On peut par contre s’interroger sur le rôle qu’Eros (Ἤρως), le plus beau des immortels, ce dieu de l’amour que nous connaissons tous, qui rompt les membres[19] par l’émotion qu’il provoque, on peut s’interroger sur le rôle qu’il pouvait bien avoir dans cette aube de l’Etre où les sexes n’existaient pas encore. Le rôle de l’Eros primordial sera justement d’exercer sa puissance divine pour faire exprimer à ces grandes instances originelles toute la vie qu’elles portent en elles et initier ainsi la Genèse, car comme l’écrira Aristote, qui a tout dit, « il fallait bien que se trouvât dans les êtres une cause capable de donner le mouvement et l’ordre aux choses ! »[20]. Eros représente donc « une puissance génératrice antérieure à la division des sexes et à l’opposition des contraires. C’est un Eros primordial en ce sens qu’il traduit la puissance de renouvellement à l’œuvre dans le processus même de la genèse, le mouvement qui pousse d’abord Chaos et Gaïa à émerger successivement à l’être puis, aussitôt nés, à produire à partir d’eux-mêmes quelque chose d’autre »,[21] le « principe des accouplements » qui suivront[22].

 Par le nom d’Eros, écrit Paul Mazon, les anciens entendaient cette « force mystérieuse qui leur semblait pousser les éléments de la matière les uns vers les autres pour créer toujours des êtres nouveaux, conception qui reparaîtra dans la philia (φιλία) d’Empédocle[23] et qui ne cessera de hanter l’imagination des poètes de tous les temps. »[24]

Tel était et tel sera toujours Eros.

Chaos (Κάος), le premier à « venir à être », soulève davantage de questions. Si Gaïa est la mère universelle et Eros la force génératrice de la genèse, qui est Chaos, et en quoi est-il indispensable à la création ? La diversité des hypothèses proposées est peut-être le signe de cette incertitude.

Le sens originel du mot chaos, dérivé du sanscrit, signifie béance, vide. Hésiode nous le présente comme « un abîme immense dont on n’atteindrait pas le fond, une année entière se fut-elle écoulée depuis qu’on en aurait passé les portes : bourrasque sur bourrasque vous emporterait, cruelle, tantôt ici, tantôt là, prodige effrayant, même pour les dieux immortels ».[25]  On a longtemps interprété ce « vide » comme étant l’espace entre la Terre et le Ciel, mais cette explication se heurte au fait que si Chaos est apparu le premier, il ne pouvait y avoir encore ni Terre ni Ciel [26]… Les stoïciens le voyaient comme « une masse où se trouvent indistinctement mêlés tous les éléments constitutifs de l’univers » [27]. Il symboliserait ainsi, pour d’autres, un état initial de la réalité pré-cosmique, un abîme béant à partir duquel ou dans lequel apparaîtrait la manifestation cosmique. Gaïa serait ainsi apparue dans Chaos, l’espace à l’intérieur duquel doit se développer le monde, puisqu’il n’y en a aucun autre.

En somme Chaos, venu le premier, serait l’espace qui entoure le monde, Gaïa la matrice à partir de laquelle il se serait déployé, et Eros la force qui aurait enclenché sa naissance et son développement, la cause efficiente de l’apparition de l’univers [28].

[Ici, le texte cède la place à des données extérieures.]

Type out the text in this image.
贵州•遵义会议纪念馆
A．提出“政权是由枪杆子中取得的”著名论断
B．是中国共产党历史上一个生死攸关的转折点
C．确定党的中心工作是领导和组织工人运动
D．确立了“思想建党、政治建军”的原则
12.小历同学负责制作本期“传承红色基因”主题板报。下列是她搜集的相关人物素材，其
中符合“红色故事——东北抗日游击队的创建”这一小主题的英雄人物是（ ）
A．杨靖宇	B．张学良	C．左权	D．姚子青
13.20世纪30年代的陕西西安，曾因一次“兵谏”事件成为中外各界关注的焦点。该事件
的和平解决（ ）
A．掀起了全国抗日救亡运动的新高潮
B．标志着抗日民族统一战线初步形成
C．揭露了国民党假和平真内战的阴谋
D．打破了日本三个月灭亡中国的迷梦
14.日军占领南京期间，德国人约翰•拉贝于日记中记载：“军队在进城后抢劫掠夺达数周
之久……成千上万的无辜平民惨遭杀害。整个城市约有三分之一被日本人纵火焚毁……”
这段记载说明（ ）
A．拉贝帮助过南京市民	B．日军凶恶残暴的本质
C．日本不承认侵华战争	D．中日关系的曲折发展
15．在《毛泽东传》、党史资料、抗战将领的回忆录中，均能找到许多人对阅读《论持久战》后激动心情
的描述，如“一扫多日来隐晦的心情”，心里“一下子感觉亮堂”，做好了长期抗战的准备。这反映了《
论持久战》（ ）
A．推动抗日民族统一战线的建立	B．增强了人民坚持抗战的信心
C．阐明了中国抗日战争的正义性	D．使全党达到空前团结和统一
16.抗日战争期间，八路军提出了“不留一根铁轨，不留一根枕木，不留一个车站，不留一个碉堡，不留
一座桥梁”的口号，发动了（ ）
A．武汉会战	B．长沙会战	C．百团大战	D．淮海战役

Les principes étant en place, ils se divisent aussitôt. « Terre d‘abord enfanta un être égal à elle-même, capable de la couvrir tout entière, Ouranos (Ούρανός), le Ciel étoilé, qui devait offrir aux dieux bienheureux une assise sûre à jamais. Elle mit aussi au monde les hautes montagnes, plaisant séjour des déesses les Nymphes, habitantes des monts vallonnés. Elle enfanta aussi la mer inféconde aux furieux gonflements, Pontos (Πόντος), sans l’aide du tendre amour », toutes choses dont elle portait en elle les principes.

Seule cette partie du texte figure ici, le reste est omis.